Compliance Frameworks ADR 003: Custom Controls

Context

We want the ability to create custom requirements so that users don’t need to rely only on the exhaustive list of controls that GitLab supports or would support in the future. Users could also have external services that might impact whether their projects are compliant to a standard or not.

Approach

To allow users to create controls on their own as per their requirements we need to have the following types of requirements:

  1. Internal requirements: Enable users to create logical expressions with all available project settings.
  2. External requirements: Enable users to create requirements that rely on their external services like HTTP servers.

Internal requirements

We would allow users to create logical expressions with all the available project settings. These expressions would be the controls against which the projects would be evaluated. We would store these as a structured JSON in the compliance_requirements table with ‘internal’ as the requirement_type.
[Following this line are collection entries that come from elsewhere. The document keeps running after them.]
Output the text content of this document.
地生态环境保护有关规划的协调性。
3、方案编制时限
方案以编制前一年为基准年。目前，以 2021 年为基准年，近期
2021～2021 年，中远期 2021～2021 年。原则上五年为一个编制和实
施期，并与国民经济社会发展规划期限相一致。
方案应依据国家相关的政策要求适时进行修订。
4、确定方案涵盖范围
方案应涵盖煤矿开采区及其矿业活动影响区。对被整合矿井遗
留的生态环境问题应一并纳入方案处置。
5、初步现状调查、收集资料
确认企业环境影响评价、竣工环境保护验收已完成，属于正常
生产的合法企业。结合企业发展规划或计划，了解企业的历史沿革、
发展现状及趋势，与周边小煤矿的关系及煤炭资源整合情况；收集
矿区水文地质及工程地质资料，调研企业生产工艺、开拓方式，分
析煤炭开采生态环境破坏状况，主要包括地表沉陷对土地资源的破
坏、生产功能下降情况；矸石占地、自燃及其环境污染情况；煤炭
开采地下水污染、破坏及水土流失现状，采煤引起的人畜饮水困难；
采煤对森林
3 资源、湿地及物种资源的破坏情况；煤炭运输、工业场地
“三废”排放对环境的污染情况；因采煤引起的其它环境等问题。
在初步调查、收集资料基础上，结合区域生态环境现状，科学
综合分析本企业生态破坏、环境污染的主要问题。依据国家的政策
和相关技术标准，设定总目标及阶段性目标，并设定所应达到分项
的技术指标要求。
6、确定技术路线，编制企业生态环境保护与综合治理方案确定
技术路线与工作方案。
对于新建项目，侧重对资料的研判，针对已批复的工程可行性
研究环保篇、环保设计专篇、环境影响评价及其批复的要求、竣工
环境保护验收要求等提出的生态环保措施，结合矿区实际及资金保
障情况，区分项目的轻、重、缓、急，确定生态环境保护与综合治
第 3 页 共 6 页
As an example: Consider expression 'merge_method' = 'merge commit' AND ('project_name' LIKE "%-team" OR 'compliance_framework' != 'SOC2'). This expression will be saved in the database as JSON with the following structure:

{
  "operator": "AND",
  "conditions": [
    {
      "field": "merge_method",
      "operator": "=",
      "value": "merge commit"
    },
    {
      "operator": "OR",
      "conditions": [
        {
          "field": "project_name",
          "operator": "LIKE",
          "value": "%-team"
        },
        {
          "field": "compliance_framework",
          "operator": "!=",
          "value": "SOC2"
        }
      ]
    }
  ]
}

We can also store simple expressions like merge_method = 'merge commit', this would be stored in the database as the following JSON:

{
  "operator": "=",
  "field": "merge_method",
  "value": "merge commit"
}

We would create schema validators for validating the input and store these in the expression jsonb column of the compliance_requirements database table.

We would have a UI on the frontend with dropdowns to choose the field, operator and values. This is created so that the users don’t have to write complex JSON expressions on their own.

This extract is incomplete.